Para Yamid Alonso Silva Torres, cortar uma árvore do páramo era equivalente a um corte profundo no próprio braço. Tanto que sua parte do Cerro Mahoma, perto do colossal pico nevado de El Cocuy, é cercada por varinhas de metal. Ele nunca deixou ninguém da sua família derrubar nem uma árvore para delimitar a terra.
O último ar que Yamid respirou e a última paisagem que seus olhos viram antes de ser assassinado foram aqueles os cerros que ele cuidava como funcionário dos Parques Naturais Nacionais da Colômbia. Como ele, 12 guardas florestais perderam a vida por cuidar dos tesouros naturais dos colombianos. E centenas mais sofreram ameaças e pressões mais severas, sem nenhuma proteção além da camiseta azul com um urso de óculos bordados na manga do seu uniforme.

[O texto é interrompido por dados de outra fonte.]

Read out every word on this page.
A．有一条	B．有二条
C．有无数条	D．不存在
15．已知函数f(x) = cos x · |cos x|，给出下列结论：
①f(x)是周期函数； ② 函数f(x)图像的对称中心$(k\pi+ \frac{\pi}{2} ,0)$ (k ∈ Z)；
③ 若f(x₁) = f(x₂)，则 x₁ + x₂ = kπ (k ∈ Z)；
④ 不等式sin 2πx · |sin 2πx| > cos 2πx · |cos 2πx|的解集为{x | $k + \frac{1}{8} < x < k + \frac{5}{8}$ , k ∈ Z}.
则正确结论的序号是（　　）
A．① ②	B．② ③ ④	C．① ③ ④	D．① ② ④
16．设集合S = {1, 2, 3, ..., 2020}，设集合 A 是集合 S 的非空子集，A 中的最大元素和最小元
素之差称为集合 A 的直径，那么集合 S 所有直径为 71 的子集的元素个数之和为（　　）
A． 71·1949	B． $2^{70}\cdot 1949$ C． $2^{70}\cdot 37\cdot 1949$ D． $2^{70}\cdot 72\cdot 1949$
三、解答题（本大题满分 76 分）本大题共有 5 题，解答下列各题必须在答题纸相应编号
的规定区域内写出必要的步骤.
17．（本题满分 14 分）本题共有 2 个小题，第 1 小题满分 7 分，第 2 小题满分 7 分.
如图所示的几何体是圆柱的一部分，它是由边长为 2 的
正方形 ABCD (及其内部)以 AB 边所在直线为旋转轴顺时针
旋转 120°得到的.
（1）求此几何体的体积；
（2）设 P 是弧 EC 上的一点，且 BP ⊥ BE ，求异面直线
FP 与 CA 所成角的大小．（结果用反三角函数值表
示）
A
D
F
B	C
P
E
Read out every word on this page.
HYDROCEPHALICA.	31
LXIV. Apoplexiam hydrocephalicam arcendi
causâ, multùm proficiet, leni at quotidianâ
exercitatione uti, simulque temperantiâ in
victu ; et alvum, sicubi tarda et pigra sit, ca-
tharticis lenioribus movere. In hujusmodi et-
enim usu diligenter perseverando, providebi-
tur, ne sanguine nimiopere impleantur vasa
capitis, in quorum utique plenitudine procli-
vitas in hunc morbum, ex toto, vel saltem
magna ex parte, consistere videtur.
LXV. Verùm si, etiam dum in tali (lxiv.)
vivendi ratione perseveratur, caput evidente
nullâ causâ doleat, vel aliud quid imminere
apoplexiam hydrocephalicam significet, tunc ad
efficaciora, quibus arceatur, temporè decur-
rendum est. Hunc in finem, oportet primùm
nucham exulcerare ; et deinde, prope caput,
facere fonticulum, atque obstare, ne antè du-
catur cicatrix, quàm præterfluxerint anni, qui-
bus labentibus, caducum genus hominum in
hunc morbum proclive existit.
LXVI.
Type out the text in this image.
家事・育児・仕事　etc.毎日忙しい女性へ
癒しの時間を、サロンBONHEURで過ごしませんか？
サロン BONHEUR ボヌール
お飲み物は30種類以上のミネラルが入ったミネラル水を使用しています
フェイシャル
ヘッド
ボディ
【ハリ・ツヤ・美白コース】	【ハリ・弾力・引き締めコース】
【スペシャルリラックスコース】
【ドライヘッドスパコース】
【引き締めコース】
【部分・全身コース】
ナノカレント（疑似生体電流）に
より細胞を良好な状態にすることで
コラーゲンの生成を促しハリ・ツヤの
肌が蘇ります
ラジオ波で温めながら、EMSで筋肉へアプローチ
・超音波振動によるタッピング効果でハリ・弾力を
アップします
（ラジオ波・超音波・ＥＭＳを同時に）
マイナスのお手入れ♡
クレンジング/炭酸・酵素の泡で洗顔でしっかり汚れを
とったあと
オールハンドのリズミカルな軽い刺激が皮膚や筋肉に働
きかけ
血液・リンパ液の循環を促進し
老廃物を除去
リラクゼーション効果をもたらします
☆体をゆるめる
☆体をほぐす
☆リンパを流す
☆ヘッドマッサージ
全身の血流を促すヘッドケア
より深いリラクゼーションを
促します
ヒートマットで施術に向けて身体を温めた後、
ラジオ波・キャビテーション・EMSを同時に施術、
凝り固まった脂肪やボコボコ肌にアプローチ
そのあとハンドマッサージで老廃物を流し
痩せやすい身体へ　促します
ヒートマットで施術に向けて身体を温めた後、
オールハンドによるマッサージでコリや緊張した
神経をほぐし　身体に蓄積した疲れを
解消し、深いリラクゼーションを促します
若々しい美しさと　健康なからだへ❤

Às 11h20 de 6 de fevereiro, surgiu uma motocicleta avançando em direção à capela da vila de La Cueva, município de Güicán, em Boyacá. Yamid dormia sozinho cinco dias por semana em um posto de controle a cerca de 3.500 metros acima do nível do mar, em um lugar conhecido como Lagunillas, o mesmo nome do rio que desce por lá. Bem mais adiante, há quatro lagoas cristalinas que parecem desenhadas em azul cobalto: La Pintada, La Cuadrada, La Atravesada e La Parada.